Luring Buchman away from WISH won’t be cheap, however. Industry experts said the offer would have been in the neighborhood of $400,000 to get her to make the jump. Stations typically pay new hires with non-compete clauses during the time they’re not working, too.

“When you talk about the anchor, sports and weather, that’s the big three,” said Bruce Bryant, founder of Indianapolis-based Promotus Advertising. “A good, popular weather talent certainly can help your ratings.”

At 11 p.m., WTHR’s newscast earned a 3.7 rating among the 25-54 audience, besting WISH’s 2.5 and WRTV’s 1.7. WTHR’s 17.8 percent slide at 11 p.m. was lower than both WISH’s and WRTV’s decrease of 34.2 percent and 32 percent, respectively.

Fox59’s 10 p.m. news had a 3.9 rating, a fall off from last May of just 2.5 percent.

WTHR also won the 6 p.m. timeslot, with a 3.6 rating, topping WISH’s 1.3 and WRTV’s 1.2 in the 25-54 demographic.

WISH’s rating at 5 p.m. dropped 17.6 percent and 40.9 percent at 6 p.m. year-over year, while WRTV experienced a ratings decrease of 18.2 percent at 5 p.m. and 41.7 percent at 6 p.m.
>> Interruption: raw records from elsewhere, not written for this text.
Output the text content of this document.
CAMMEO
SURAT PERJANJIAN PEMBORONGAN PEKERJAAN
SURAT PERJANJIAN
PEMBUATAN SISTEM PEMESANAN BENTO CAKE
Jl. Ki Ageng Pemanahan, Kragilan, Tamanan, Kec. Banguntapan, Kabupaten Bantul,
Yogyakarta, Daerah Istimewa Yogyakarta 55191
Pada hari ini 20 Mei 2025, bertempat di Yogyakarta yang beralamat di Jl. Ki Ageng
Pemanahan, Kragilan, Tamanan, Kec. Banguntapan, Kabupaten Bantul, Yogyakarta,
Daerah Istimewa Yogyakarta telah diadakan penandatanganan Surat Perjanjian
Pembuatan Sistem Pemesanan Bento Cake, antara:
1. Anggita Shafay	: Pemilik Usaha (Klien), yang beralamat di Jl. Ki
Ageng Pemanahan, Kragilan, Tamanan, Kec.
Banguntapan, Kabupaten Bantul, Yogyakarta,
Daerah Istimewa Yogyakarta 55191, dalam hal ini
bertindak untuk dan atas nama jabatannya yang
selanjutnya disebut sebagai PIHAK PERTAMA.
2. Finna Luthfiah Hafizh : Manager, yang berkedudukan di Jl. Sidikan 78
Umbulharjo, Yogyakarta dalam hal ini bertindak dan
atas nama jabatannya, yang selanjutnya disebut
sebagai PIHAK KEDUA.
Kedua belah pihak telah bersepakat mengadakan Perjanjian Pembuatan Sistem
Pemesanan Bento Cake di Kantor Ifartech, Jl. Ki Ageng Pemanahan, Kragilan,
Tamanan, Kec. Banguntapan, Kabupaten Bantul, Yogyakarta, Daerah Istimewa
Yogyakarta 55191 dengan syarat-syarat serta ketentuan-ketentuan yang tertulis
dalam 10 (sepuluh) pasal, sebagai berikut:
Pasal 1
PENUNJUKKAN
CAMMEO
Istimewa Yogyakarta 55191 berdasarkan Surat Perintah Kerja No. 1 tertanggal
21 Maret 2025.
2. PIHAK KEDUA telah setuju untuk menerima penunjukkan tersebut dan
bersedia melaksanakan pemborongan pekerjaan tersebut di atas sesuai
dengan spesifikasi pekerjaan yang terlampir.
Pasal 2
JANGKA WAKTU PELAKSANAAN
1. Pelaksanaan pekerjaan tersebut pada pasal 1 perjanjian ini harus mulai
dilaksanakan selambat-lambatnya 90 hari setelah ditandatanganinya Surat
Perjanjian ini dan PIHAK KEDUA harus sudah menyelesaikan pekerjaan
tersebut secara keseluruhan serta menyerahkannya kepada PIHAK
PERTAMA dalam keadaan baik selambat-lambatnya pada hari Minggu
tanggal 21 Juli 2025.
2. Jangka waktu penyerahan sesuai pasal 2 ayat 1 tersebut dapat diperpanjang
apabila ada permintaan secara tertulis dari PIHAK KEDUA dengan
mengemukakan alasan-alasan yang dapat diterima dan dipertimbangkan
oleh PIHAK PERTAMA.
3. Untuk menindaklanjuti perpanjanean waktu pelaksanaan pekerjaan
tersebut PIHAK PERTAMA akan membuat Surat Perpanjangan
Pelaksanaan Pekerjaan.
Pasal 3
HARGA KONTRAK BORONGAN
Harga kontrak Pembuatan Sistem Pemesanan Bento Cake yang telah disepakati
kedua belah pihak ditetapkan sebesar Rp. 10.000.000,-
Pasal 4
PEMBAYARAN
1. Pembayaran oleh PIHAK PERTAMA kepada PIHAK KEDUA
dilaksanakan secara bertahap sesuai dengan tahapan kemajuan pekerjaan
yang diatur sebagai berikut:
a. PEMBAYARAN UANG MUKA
Nielsen has sweeps periods in February, May, July and November, and ratings during those periods set television advertising rates. Advertising during local TV newscasts make up 40 percent to 60 percent of a local station’s revenue.

Overall, Perkins said, the stations’ ratings for the May sweeps among the key demographic were “just awful.”

“Channel 13 is doing a better job than the other guys, but it’s nothing like it used to be,” he said. “It seems to be a general problem.”

Fox59 earned a 0.7 rating, a year-over-year decrease of 41.7 percent, for its 4 p.m. news and a 1.3 at 5 p.m., a drop of 27.8 percent.

Fox59 was particularly strong in the mornings. The audience for its 4:30 a.m. news increased 66.7 percent year-over-year and 44.4 percent at 5 a.m., leading its three competitors at that hour with a 1.3 rating. Fox59 dropped 12 percent at 7 a.m. and 17.6 percent at 9 a.m., however.

WTHR led at 6 a.m., with a 3 rating, followed by Fox59’s 2.7, WISH’s 1.9 and WRTV’s 1.3. WRTV’s rating represented an 18.2 percent increase year-over-year.